German Chocolate Cake by Alice Medrich, Fine Cooking Dec 2011/Jan 2012
4 oz. (1/2 cup) unsalted butter, softened; more for the pans
4 oz. semisweet or bittersweet chocolate (up to 70% cacao), coarsely chopped (about 1 cup)
1/2 cup boiling water
9 oz. (2 cups) unbleached all-purpose flour
1 tsp. baking soda
1/2 tsp. table salt
4 large eggs, at room temperature
2 cups granulated sugar
1 tsp. pure vanilla extract
1 cup buttermilk, at room temperature
For the coconut-pecan filling
7 oz. (about 2 cups) sweetened, shredded dried coconut
4 large egg yolks
1 12-oz. can evaporated milk
1-1/2 cups granulated sugar
2 tsp. pure vanilla extract
3/4 tsp. table salt
6 oz. (3/4 cup) unsalted butter, cut into chunks
1-1/2 cups pecan halves, toasted and coarsely chopped
Position racks in the upper and lower thirds of the oven and heat the oven to 350°F. Grease the sides of three 9×2-inch round cake pans with butter and line the bottoms with parchment circles.
Put the chocolate in a small bowl and pour the boiling water over it. Let stand for several seconds and then whisk until the chocolate is dissolved. Set aside until cool to the touch before mixing the batter.
Sift the flour, baking soda, and salt onto a sheet of waxed paper. Whisk the eggs in a small measuring cup.
Beat the butter for a few seconds in a stand mixer fitted with the paddle attachment on medium-low speed. Add the sugar in a steady stream and then beat on medium speed, scraping the bowl as necessary, until the mixture is lightened in color and fluffy, 4 to 5 minutes. Still on medium speed, add the eggs a little at a time, taking a full 1-1/2 minutes to add them all. Add the melted chocolate and vanilla and beat just until blended. With the mixer turned off, add a quarter of the flour mixture. Mix on medium-low speed just until incorporated. Add a third of the buttermilk and mix until blended. Repeat, each time adding another quarter of the flour, then a third of the buttermilk, until the last of the flour is added. Scrape the bowl as necessary and mix each addition only until it is incorporated.
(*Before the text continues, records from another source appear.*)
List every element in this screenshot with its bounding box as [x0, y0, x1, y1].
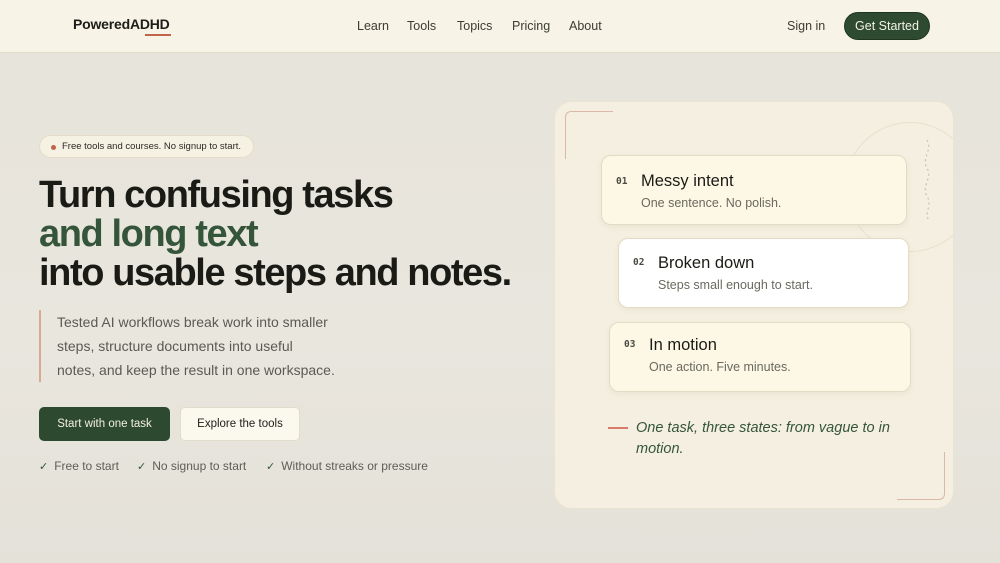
step-subtitle: One action. Five minutes.	[649, 360, 791, 374]
sign-in-link[interactable]: Sign in	[787, 19, 825, 33]
start-task-button[interactable]: Start with one task	[39, 407, 170, 441]
steps-illustration-panel: 01 Messy intent One sentence. No polish.…	[554, 101, 954, 509]
hero-headline: Turn confusing tasks and long text into …	[39, 174, 512, 294]
decorative-squiggle-icon	[924, 139, 930, 221]
check-item: ✓ No signup to start	[137, 459, 246, 473]
headline-line-1: Turn confusing tasks	[39, 174, 394, 216]
step-title: Messy intent	[641, 172, 734, 190]
logo[interactable]: PoweredADHD	[73, 16, 171, 36]
step-subtitle: One sentence. No polish.	[641, 196, 782, 210]
step-title: In motion	[649, 336, 717, 354]
corner-bracket-bottom-right	[897, 452, 945, 500]
step-number: 01	[616, 176, 628, 187]
checkmark-icon: ✓	[137, 461, 147, 473]
headline-line-3: into usable steps and notes.	[39, 252, 512, 294]
headline-line-2: and long text	[39, 213, 259, 255]
checkmark-icon: ✓	[266, 461, 276, 473]
check-item: ✓ Free to start	[39, 459, 119, 473]
logo-prefix: Powered	[73, 16, 130, 32]
lede-line-1: Tested AI workflows break work into smal…	[57, 314, 328, 330]
logo-underline	[145, 34, 171, 36]
site-header: PoweredADHD Learn Tools Topics Pricing A…	[0, 0, 1000, 53]
step-card-1: 01 Messy intent One sentence. No polish.	[601, 155, 907, 225]
nav-learn[interactable]: Learn	[357, 19, 389, 33]
check-label: Free to start	[54, 459, 119, 473]
caption-dash	[608, 427, 628, 429]
step-number: 02	[633, 257, 645, 268]
check-label: Without streaks or pressure	[281, 459, 428, 473]
step-title: Broken down	[658, 254, 755, 272]
announcement-pill: Free tools and courses. No signup to sta…	[39, 135, 255, 158]
pill-dot-icon	[51, 145, 56, 150]
get-started-button[interactable]: Get Started	[844, 12, 930, 40]
caption-text: One task, three states: from vague to in…	[636, 420, 890, 457]
step-card-2: 02 Broken down Steps small enough to sta…	[618, 238, 909, 308]
pill-text: Free tools and courses. No signup to sta…	[62, 141, 242, 152]
step-card-3: 03 In motion One action. Five minutes.	[609, 322, 911, 392]
nav-tools[interactable]: Tools	[407, 19, 436, 33]
explore-tools-button[interactable]: Explore the tools	[180, 407, 300, 441]
lede-line-3: notes, and keep the result in one worksp…	[57, 362, 335, 378]
step-number: 03	[624, 339, 636, 350]
hero-description: Tested AI workflows break work into smal…	[39, 310, 369, 382]
nav-topics[interactable]: Topics	[457, 19, 492, 33]
nav-about[interactable]: About	[569, 19, 602, 33]
corner-bracket-top-left	[565, 111, 613, 159]
checkmark-icon: ✓	[39, 461, 49, 473]
lede-line-2: steps, structure documents into useful	[57, 338, 293, 354]
step-subtitle: Steps small enough to start.	[658, 278, 813, 292]
nav-pricing[interactable]: Pricing	[512, 19, 550, 33]
check-item: ✓ Without streaks or pressure	[266, 459, 428, 473]
check-label: No signup to start	[152, 459, 247, 473]
panel-caption: One task, three states: from vague to in…	[608, 418, 926, 460]
logo-suffix: ADHD	[129, 16, 170, 32]
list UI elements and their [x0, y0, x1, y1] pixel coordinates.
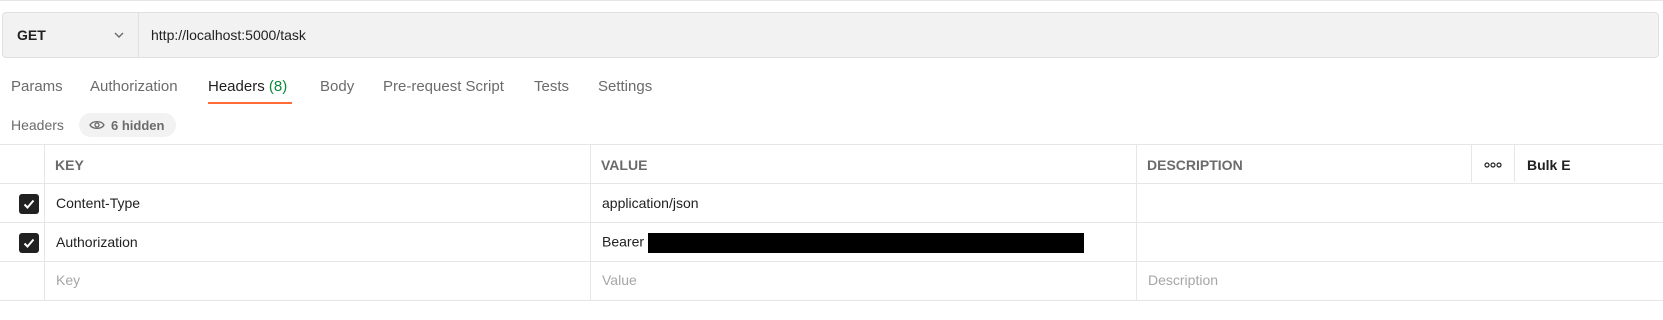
bulk-edit-button[interactable]: Bulk E [1527, 157, 1571, 173]
tab-body[interactable]: Body [320, 78, 354, 95]
header-value-cell[interactable]: application/json [602, 195, 699, 211]
checkmark-icon [23, 238, 35, 248]
column-header-key: KEY [55, 157, 84, 173]
headers-section-label: Headers [11, 117, 64, 133]
request-tabs: Params Authorization Headers (8) Body Pr… [0, 70, 700, 106]
method-select[interactable]: GET [3, 13, 139, 57]
headers-table: KEY VALUE DESCRIPTION Bulk E Content-Typ… [0, 144, 1663, 301]
method-label: GET [17, 27, 46, 43]
header-key-cell[interactable]: Authorization [56, 234, 138, 250]
tab-headers[interactable]: Headers (8) [208, 78, 287, 95]
active-tab-indicator [208, 102, 292, 104]
new-key-input[interactable]: Key [56, 272, 80, 288]
tab-headers-label: Headers [208, 78, 265, 95]
column-header-description: DESCRIPTION [1147, 157, 1243, 173]
tab-pre-request-script[interactable]: Pre-request Script [383, 78, 504, 95]
tab-params[interactable]: Params [11, 78, 63, 95]
header-value-text: Bearer [602, 233, 645, 250]
checkmark-icon [23, 199, 35, 209]
request-url-bar: GET http://localhost:5000/task [2, 12, 1659, 58]
eye-icon [89, 120, 105, 130]
tab-tests[interactable]: Tests [534, 78, 569, 95]
row-divider [0, 183, 1663, 184]
url-input[interactable]: http://localhost:5000/task [151, 27, 306, 43]
row-enabled-checkbox[interactable] [19, 194, 39, 214]
tab-authorization[interactable]: Authorization [90, 78, 178, 95]
new-value-input[interactable]: Value [602, 272, 637, 288]
new-description-input[interactable]: Description [1148, 272, 1218, 288]
row-divider [0, 222, 1663, 223]
hidden-headers-count: 6 hidden [111, 117, 165, 133]
column-divider [1514, 145, 1515, 182]
tab-headers-count: (8) [268, 78, 288, 95]
redacted-token [648, 233, 1085, 253]
header-key-cell[interactable]: Content-Type [56, 195, 140, 211]
header-value-cell[interactable]: Bearer [602, 233, 1085, 253]
column-header-value: VALUE [601, 157, 648, 173]
hidden-headers-toggle[interactable]: 6 hidden [79, 113, 177, 137]
row-enabled-checkbox[interactable] [19, 233, 39, 253]
column-divider [1471, 145, 1472, 182]
chevron-down-icon [114, 32, 124, 38]
top-divider [0, 0, 1663, 1]
row-divider [0, 261, 1663, 262]
tab-settings[interactable]: Settings [598, 78, 652, 95]
more-options-icon[interactable] [1484, 162, 1502, 168]
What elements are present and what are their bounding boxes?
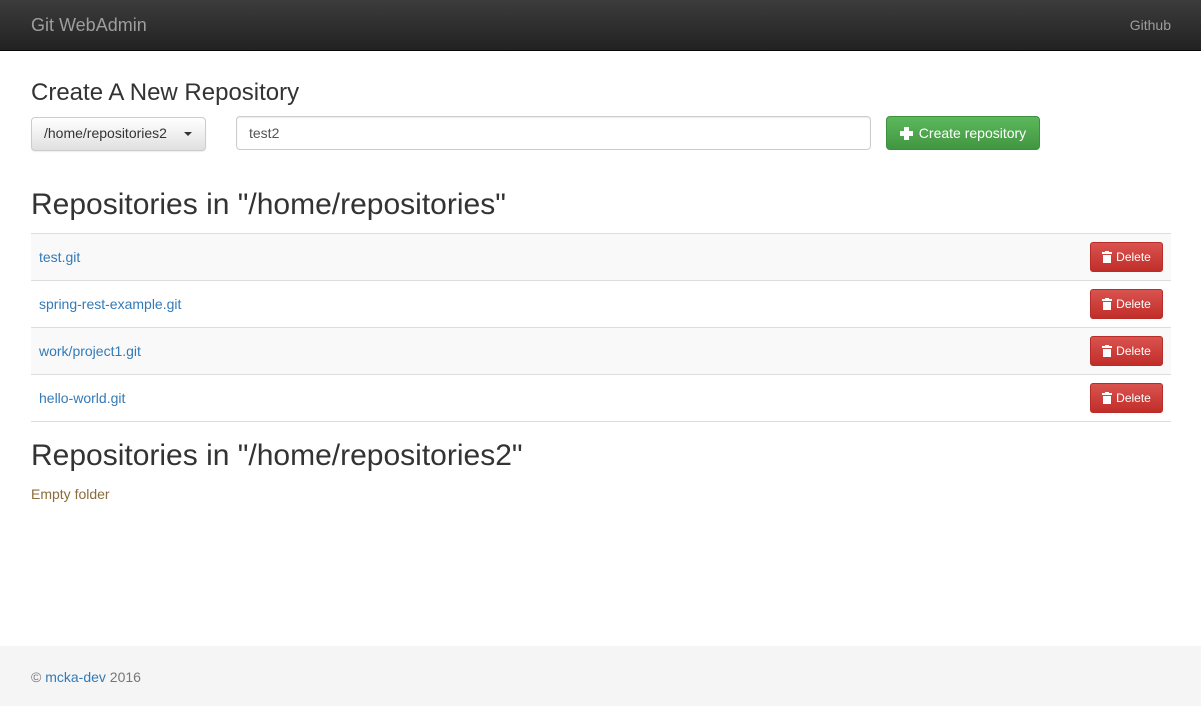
create-repository-title: Create A New Repository	[31, 79, 300, 106]
delete-label: Delete	[1116, 391, 1151, 405]
repo-link[interactable]: spring-rest-example.git	[39, 296, 181, 312]
repo-link[interactable]: hello-world.git	[39, 390, 125, 406]
delete-button[interactable]: Delete	[1090, 242, 1163, 272]
folder-dropdown[interactable]: /home/repositories2	[31, 117, 206, 151]
footer-year: 2016	[109, 669, 141, 685]
delete-label: Delete	[1116, 250, 1151, 264]
delete-button[interactable]: Delete	[1090, 289, 1163, 319]
repo-link[interactable]: work/project1.git	[39, 343, 141, 359]
delete-label: Delete	[1116, 297, 1151, 311]
delete-button[interactable]: Delete	[1090, 336, 1163, 366]
trash-icon	[1102, 298, 1113, 310]
repositories-table: test.git Delete spring-rest-example.git …	[31, 233, 1171, 422]
plus-icon	[899, 126, 913, 140]
nav-link-github[interactable]: Github	[1130, 17, 1171, 33]
repository-name-input[interactable]	[236, 116, 871, 150]
empty-folder-text: Empty folder	[31, 486, 110, 502]
trash-icon	[1102, 251, 1113, 263]
section-title-repositories: Repositories in "/home/repositories"	[31, 188, 506, 221]
table-row: work/project1.git Delete	[31, 327, 1171, 375]
trash-icon	[1102, 345, 1113, 357]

Divide the batter among the pans and spread it evenly. Bake, rotating the pans and swapping their positions, until the cakes just start to pull away from the sides of the pans and spring back when very gently pressed with a finger, 20 to 25 minutes. Let the cakes cool in their pans on a rack for 10 minutes.
Run a knife or small spatula around the edges to separate the cakes from the pans. Turn the cakes out onto the rack and peel off the parchment. Cool completely.
Assemble the Cake
Put one cake layer on a cake plate. Spread a third of the filling over the top of the cake, leaving a 1/4-inch border. Top with a second cake layer. Spread with half of the remaining filling. Put the third cake layer on top and cover it with the remaining filling. Leave the sides of the cake exposed. Serve at room temperature.
Sifting the flour onto a piece of waxed paper was my first hint this cake might be a little high maintenance, and it’s when the carpal tunnel first started to kick in. Do not skip this step!
It’s really important to get the right level of heat and constant whisking for the filling so it is the perfect consistency. If your wrist didn’t hurt you before, it will now!
Add the toasted coconut and toasted pecans and let cool and thicken. It may not look pretty, but this is the most delicious filling I have ever eaten.
While this cake didn’t turn out cover-model beautiful, it was perfect in every other way.
p.s. Ask Mom Mom is taking a break this week. Is it because someone can’t find her old-school notebook with this week’s column in it? I’ll never tell.
p.p.s. Sorry to my subscribers for the flukey phantom Cake2 post earlier. I am still playing around with my new phone and attempted to upload a photo to WordPress, and I didn’t mean to publish anything. Oops!